Nico Wouters, chef du CegeSoma et directeur de l’étude : « Nous ne pouvons tirer les véritables leçons du passé qu’en le regardant droit dans les yeux, dans toute sa complexité contradictoire. Il ne s’agit pas d’une histoire simple où tout est blanc ou noir. J'espère que ce rapport contribuera à une meilleure compréhension de notre histoire, et qu’il pourra jouer un rôle pour que ces fautes du passé ne puissent plus se reproduire à l’avenir. »
 
 
Georges Gilkinet, Vice-Premier Ministre et Ministre fédéral de la Mobilité : « Le devoir de mémoire est indispensable, d’autant plus dans le contexte troublé que nous vivons. Cette enquête du CegeSoma était nécessaire pour pouvoir poser un regard lucide sur ce passé douloureux, sachant aussi que de nombreux cheminots ont également posé des actes de Résistance et de sabotage de convois.
 
Nous devons en tout cas apporter la réponse la plus juste qui soit aux révélations permises par cette enquête. Il en va de notre responsabilité collective. Par respect pour les victimes des déportations et leurs descendants, je vais proposer la constitution d’un groupe de Sages, qui pourrait se réunir dans l’enceinte du Sénat et qui serait chargé dans l’année qui vient de réfléchir à la forme que cette suite pourrait prendre.
 
Cultiver le devoir de mémoire est le meilleur moyen de comprendre notre histoire et d’éviter d’en revivre les pages les plus sombres.

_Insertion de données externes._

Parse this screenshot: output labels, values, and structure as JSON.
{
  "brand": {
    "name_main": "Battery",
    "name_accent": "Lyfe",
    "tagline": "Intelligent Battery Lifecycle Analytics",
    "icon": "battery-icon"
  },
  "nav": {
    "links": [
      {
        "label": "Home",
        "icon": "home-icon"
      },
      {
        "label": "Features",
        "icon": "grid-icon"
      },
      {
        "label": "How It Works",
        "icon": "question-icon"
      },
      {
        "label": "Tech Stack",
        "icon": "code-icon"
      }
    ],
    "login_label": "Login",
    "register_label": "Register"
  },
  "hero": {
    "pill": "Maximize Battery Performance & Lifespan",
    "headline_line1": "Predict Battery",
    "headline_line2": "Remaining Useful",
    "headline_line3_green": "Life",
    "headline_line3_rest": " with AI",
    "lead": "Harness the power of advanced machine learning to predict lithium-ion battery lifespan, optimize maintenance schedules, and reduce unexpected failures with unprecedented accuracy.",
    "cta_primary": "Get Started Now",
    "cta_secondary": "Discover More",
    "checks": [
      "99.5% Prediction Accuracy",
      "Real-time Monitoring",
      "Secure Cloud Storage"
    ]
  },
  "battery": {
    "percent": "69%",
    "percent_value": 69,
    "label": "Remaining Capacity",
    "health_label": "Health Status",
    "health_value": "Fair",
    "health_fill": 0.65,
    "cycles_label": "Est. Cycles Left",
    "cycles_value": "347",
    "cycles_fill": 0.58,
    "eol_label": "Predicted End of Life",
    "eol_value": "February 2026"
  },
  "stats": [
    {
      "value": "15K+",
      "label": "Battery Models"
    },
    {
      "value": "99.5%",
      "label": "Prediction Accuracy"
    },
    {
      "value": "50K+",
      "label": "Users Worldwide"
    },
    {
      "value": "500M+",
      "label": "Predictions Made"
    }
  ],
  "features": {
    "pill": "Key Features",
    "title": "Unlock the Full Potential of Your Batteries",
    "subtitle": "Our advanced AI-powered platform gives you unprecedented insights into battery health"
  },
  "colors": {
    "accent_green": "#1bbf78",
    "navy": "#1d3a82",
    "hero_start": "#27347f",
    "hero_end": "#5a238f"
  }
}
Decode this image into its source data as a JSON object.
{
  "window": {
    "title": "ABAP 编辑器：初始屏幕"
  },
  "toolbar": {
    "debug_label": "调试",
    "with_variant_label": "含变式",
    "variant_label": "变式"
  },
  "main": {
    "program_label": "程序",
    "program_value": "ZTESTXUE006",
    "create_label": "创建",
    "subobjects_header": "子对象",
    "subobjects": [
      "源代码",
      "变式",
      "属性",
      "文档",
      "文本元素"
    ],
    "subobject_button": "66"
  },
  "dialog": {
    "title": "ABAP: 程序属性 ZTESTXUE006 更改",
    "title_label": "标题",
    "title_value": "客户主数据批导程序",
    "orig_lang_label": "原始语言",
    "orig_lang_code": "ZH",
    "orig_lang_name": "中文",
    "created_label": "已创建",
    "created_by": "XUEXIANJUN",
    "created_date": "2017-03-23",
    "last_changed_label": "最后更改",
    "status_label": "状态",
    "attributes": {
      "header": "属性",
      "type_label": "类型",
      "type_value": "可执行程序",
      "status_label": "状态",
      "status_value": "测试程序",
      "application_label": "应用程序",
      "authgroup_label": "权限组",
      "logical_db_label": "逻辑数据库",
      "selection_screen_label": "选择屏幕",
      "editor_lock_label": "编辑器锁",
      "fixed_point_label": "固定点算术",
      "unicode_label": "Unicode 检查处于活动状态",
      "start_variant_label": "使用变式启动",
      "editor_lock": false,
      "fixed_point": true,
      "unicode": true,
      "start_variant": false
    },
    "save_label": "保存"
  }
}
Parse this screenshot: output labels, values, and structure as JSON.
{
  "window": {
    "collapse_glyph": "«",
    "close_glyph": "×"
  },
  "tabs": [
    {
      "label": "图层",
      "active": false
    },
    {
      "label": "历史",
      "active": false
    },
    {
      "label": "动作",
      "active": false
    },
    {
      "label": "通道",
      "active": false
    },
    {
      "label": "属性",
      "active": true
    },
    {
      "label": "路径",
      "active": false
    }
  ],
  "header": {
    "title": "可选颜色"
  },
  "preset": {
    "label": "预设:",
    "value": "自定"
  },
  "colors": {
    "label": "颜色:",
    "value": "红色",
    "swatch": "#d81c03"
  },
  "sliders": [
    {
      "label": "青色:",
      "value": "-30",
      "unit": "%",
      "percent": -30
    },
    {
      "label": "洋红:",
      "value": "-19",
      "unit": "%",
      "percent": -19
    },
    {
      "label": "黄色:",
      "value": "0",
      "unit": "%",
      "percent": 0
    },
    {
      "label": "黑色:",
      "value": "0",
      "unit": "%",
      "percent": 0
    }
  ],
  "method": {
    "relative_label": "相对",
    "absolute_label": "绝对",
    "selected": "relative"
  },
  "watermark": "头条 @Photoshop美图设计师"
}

C’est particulièrement vrai en ces temps où l’antisémitisme, le racisme décomplexé et la haine connaissent une recrudescence inquiétante. Plus que jamais, nous devons défendre les valeurs fondamentales de notre démocratie que sont la tolérance, le respect, l’ouverture et la diversité. Ce travail de recherche nous rappelle à quel point ce combat est essentiel. »
 
 
Stephanie D’Hose, Présidente du Sénat : «Nous ne pouvons pas minimiser l'importance de cette étude. Pour la première fois, nous avons un aperçu détaillé du rôle que la Belgique, via la SNCB, a joué dans le transport de personnes vers les camps de concentration pendant la Seconde Guerre mondiale. Ce rôle s'avère important et c’est une découverte choquante. Il s'agit d'une page noire de l'histoire belge et européenne. Cette étude doit nous aider à mettre en place des structures permettant d'éviter que ces choses ne se reproduise dans le futur. Les leçons du passé doivent servir de levier pour un monde meilleur à l’avenir. Le gouvernement doit y travailler en profondeur. Au sein du Sénat, nous travaillons déjà à l’organisation d’un colloque afin que ces découvertes puissent être largement discutées et ne se perdent pas.»
 
Le rapport provisoire de la Commission Affaires institutionnelles du Sénat est dès à présent disponible ici (texte non-révisé). 
 
 
Contact presse :
Pascal Devos, porte-parole Georges Gilkinet: pascal.devos@gilkinet.fed.be 0478.34.23.77
Julie Hubin, conseillère communication Sénat: jhu@senate.be 0497.82.24.48
 
 
Le Gouvernement et le Sénat étaient déjà à l’origine de l’étude sur le rôle des autorités belges dans la persécution des Juifs en Belgique pendant la Seconde Guerre mondiale, qui avait conduit à la publication en 2007 par le même CegeSoma de l’ouvrage « La Belgique docile ».